Speeches made today at the UN's climate summit may have left much to be desired in the eyes of countries eagerly hoping for the U.S. and China to make specific commitments to emissions reductions in the run-up to climate negotiations in Copenhagen. Yet, willingness on the part of both nations to invest in clean energy technology may signify more direct action to mitigate climate change than any potentially empty emissions promises.

In his speech this morning, China's President Hu Jintao did not agree to binding carbon emissions targets, however, according to the New York Times, he did outline a four step plan that includes reducing the carbon intensity of the economy to 2005 levels by 2020, boosting nuclear and renewables to account for 15% of China's power, increasing forest cover, and furthering action to develop a green economy. According to the UN Climate Change Conference website, Hu promised to cooperate on climate change efforts so long as they aligned with China's ambitious development goals:

"Climate change is an environment issue, but also, and more importantly, a development issue. We should and can only advance efforts to address climate change in the course of development...Out of a sense of responsibility to the world...China has taken and will continue to take determined and practical steps to tackle this challenge,"


While international leaders have put considerable effort into cajoling China, not to mention India, to accept binding emissions reductions targets by the time climate negotiations commence in Copenhagen this December, China's planned stimulus investment of $440-$660 billion in clean energy over the next ten years is far more indicative of China's willingness to mitigate climate change as it simultaneously grows its own economy.

China is already the world's leading solar manufacturer and the government has announced plans to instate a feed-in tariff for solar electricity. In the last month alone, the Chinese government has announced a deal with First Solar to build a 2 GW solar power plant, the world's largest, and offers significant subsidies and incentives to its other clean energy sectors, promoting their rapid expansion.

Though it already leads the world in carbon emissions, China's investments in clean energy to mitigate and eventually supplant its dependence on fossil fuels, primarily coal, are more direct measures to fight climate change than emissions targets, which have not been proven achievable by Kyoto Protocol signatories attempting to meet them for the last decade.

The U.S. has also received considerable criticism from the international community demanding a firm stance and leadership from the Obama administration by the time climate negotiations commence. Obama's speech this morning, which dubbed the climate change threat "serious," "urgent," and "growing," did little to quell international disappointment.

With the House-passed climate bill, ACES, awaiting a delayed Senate decision, Obama was not in a position to commit the U.S. to binding emissions caps, either. He did, however, emphasize recent U.S. investments in clean energy as a result of the American Recovery and Reinvestment Act (ARRA) such as two-year cash grants totaling $3 billion that are spurring clean energy development, even if it is only in the short-term:

"We are making our government's largest ever investment in renewable energy -- an investment aimed at doubling the generating capacity from wind and other renewable resources in three years. Across America, entrepreneurs are constructing wind turbines and solar panels and batteries for hybrid cars with the help of loan guarantees and tax credits -- projects that are creating new jobs and new industries."

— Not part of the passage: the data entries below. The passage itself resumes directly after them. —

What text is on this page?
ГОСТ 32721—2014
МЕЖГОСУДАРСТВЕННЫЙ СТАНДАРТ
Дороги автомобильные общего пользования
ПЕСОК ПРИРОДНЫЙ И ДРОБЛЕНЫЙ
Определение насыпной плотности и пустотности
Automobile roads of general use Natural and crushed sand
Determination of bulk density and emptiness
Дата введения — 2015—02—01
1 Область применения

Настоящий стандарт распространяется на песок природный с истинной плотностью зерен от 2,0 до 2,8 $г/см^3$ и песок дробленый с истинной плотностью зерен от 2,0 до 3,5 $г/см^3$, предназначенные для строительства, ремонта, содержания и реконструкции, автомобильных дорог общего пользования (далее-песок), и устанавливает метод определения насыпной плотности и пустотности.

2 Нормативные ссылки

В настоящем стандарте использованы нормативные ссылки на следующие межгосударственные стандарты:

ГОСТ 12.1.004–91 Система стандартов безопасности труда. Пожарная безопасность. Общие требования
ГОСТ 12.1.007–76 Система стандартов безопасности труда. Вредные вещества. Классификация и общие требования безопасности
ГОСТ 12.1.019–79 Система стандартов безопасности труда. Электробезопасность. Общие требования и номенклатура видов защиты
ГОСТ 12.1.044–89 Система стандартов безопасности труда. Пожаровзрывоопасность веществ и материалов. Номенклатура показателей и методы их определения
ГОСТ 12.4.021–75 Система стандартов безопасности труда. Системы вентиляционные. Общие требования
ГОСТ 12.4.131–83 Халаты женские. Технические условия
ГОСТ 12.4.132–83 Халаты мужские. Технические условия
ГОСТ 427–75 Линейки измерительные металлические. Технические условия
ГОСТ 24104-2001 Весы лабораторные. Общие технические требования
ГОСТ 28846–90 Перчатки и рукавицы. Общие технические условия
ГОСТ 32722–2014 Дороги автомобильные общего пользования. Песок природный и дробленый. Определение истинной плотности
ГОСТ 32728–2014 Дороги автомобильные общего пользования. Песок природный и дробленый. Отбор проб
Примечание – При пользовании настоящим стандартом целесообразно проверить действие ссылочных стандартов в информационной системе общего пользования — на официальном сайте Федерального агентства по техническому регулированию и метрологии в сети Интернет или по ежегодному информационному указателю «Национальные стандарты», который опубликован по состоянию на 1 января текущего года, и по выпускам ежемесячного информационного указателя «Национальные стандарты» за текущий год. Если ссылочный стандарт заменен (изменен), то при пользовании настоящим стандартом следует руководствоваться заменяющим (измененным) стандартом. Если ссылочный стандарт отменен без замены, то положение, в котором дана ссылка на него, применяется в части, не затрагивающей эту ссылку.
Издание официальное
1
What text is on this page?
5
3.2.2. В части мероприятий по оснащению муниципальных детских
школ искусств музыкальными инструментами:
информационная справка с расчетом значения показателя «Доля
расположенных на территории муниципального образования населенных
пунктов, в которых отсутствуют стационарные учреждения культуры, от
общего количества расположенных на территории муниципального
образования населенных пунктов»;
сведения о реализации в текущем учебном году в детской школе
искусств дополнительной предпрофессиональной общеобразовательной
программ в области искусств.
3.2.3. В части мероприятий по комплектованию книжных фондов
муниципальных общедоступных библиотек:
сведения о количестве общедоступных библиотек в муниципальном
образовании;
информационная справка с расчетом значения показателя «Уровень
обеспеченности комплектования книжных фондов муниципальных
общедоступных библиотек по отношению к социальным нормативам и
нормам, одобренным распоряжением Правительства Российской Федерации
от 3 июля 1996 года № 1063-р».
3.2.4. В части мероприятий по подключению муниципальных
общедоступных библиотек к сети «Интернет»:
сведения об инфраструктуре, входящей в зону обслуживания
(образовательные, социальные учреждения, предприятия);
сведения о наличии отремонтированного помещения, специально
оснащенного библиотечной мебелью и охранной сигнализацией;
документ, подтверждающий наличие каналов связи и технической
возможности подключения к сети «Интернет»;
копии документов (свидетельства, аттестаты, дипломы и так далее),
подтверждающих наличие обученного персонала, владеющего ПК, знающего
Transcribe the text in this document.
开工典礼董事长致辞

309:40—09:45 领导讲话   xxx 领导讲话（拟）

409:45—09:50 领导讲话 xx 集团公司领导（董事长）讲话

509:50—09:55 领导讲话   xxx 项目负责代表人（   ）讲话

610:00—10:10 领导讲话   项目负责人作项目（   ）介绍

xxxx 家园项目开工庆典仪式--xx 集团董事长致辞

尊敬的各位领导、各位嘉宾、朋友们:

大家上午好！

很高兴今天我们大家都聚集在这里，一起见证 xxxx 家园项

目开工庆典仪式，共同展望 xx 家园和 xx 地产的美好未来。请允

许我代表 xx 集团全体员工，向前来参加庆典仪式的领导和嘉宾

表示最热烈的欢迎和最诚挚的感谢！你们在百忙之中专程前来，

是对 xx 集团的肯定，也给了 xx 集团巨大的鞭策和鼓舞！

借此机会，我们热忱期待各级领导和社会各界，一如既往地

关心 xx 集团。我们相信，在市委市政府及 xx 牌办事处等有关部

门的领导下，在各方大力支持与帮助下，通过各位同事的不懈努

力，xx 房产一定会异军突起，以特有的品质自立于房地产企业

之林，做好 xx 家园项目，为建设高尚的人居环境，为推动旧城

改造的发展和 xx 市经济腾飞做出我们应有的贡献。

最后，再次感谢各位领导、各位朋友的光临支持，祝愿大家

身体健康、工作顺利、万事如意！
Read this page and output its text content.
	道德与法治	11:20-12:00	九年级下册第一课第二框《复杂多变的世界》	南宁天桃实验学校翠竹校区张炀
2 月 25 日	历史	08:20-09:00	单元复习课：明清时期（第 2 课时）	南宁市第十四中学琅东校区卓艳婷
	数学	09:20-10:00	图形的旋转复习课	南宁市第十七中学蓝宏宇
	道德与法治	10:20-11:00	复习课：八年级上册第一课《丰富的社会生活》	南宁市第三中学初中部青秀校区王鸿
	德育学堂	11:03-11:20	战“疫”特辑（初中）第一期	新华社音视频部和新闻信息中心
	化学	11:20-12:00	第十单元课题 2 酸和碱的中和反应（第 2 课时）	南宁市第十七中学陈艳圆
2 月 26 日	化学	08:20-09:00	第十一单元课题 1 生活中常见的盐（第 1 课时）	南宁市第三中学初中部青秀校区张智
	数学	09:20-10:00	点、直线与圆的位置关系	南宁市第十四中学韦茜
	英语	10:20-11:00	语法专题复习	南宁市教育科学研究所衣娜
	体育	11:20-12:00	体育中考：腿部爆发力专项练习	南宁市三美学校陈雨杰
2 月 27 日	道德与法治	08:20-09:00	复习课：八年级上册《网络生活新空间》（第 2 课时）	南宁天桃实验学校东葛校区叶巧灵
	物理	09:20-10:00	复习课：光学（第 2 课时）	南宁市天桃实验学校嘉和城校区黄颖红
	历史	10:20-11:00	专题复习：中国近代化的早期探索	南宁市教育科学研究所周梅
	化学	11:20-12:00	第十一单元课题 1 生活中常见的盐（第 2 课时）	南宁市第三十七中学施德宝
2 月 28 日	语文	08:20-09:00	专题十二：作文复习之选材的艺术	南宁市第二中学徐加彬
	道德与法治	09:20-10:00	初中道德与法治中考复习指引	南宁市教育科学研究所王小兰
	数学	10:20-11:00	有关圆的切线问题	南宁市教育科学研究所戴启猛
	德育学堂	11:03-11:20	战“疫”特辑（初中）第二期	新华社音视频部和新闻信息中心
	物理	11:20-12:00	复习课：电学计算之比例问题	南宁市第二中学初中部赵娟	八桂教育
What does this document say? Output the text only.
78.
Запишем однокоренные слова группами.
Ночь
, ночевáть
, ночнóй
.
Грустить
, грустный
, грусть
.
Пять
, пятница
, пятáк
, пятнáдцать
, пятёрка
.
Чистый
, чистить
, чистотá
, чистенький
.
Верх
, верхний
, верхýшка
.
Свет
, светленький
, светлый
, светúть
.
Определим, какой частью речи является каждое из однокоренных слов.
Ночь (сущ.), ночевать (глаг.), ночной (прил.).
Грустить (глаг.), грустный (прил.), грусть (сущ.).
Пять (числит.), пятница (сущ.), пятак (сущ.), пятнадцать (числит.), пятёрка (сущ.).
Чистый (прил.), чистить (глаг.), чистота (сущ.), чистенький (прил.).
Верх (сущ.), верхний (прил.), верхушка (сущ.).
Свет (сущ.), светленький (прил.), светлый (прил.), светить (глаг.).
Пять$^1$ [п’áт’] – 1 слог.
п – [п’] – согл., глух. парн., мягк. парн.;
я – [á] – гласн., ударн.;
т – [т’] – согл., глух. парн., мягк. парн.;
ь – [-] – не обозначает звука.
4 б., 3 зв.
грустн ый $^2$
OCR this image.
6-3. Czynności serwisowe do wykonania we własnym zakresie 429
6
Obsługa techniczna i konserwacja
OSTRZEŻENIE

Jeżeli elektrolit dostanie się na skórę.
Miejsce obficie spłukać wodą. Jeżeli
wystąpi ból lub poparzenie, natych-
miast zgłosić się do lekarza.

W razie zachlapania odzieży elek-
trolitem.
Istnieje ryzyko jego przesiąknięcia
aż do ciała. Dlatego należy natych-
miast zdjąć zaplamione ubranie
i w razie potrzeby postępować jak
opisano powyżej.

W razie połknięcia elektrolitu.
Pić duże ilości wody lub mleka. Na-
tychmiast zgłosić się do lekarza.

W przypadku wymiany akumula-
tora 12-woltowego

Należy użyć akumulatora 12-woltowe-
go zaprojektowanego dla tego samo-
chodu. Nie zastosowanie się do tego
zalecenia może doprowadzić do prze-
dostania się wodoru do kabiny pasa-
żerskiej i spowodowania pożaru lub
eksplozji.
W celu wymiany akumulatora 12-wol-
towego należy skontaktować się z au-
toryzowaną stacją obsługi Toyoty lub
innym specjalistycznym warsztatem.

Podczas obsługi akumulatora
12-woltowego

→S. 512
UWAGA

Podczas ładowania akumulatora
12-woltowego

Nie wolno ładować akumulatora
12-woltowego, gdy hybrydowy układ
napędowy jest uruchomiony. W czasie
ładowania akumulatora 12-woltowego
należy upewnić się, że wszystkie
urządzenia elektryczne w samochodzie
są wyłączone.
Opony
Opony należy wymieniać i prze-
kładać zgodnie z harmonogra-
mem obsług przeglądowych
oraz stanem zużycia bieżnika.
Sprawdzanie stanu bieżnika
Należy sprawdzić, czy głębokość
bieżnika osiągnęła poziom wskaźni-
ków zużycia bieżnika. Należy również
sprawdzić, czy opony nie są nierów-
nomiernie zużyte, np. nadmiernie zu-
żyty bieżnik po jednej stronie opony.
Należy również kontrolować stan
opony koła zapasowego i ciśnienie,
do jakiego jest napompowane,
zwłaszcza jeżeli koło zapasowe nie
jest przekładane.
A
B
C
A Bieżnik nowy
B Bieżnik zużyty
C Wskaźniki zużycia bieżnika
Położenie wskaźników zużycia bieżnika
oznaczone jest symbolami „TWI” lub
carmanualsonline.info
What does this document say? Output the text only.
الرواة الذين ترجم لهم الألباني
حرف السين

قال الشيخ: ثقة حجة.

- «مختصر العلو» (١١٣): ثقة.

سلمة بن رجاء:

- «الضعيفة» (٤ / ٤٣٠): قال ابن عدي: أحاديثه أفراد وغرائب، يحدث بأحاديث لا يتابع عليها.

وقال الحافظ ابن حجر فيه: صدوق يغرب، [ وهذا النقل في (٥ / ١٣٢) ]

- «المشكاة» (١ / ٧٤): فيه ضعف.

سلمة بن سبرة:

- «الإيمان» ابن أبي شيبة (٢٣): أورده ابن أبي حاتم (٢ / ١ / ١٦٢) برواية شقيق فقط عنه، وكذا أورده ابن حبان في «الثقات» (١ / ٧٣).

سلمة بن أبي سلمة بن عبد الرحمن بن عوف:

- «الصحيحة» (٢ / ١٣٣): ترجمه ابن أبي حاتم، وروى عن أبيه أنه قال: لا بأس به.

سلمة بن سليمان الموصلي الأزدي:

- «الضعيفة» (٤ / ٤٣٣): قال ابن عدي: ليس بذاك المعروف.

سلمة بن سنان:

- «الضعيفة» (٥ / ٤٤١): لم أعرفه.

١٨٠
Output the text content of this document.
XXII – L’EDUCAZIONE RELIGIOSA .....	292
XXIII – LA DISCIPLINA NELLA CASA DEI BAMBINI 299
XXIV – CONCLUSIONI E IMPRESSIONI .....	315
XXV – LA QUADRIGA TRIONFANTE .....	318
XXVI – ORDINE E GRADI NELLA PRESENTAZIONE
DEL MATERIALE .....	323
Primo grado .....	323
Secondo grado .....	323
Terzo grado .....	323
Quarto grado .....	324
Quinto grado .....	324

Reaching a global climate treaty in Copenhagen seems to be contingent on global acceptance of binding emissions targets, but critics who claim both the U.S. and China are not taking action on climate change, discount the critical importance of their investments in clean energy. While emissions targets may symbolize direct action against climate change, without the kind of direct investments to transform the way nation's make and use energy already begun in China and the U.S., these "commitments" will prove empty - just another "magical" solution to a problem whose scale requires making clean energy cheap and massively shifting the world's energy supply toward low-carbon sources of energy.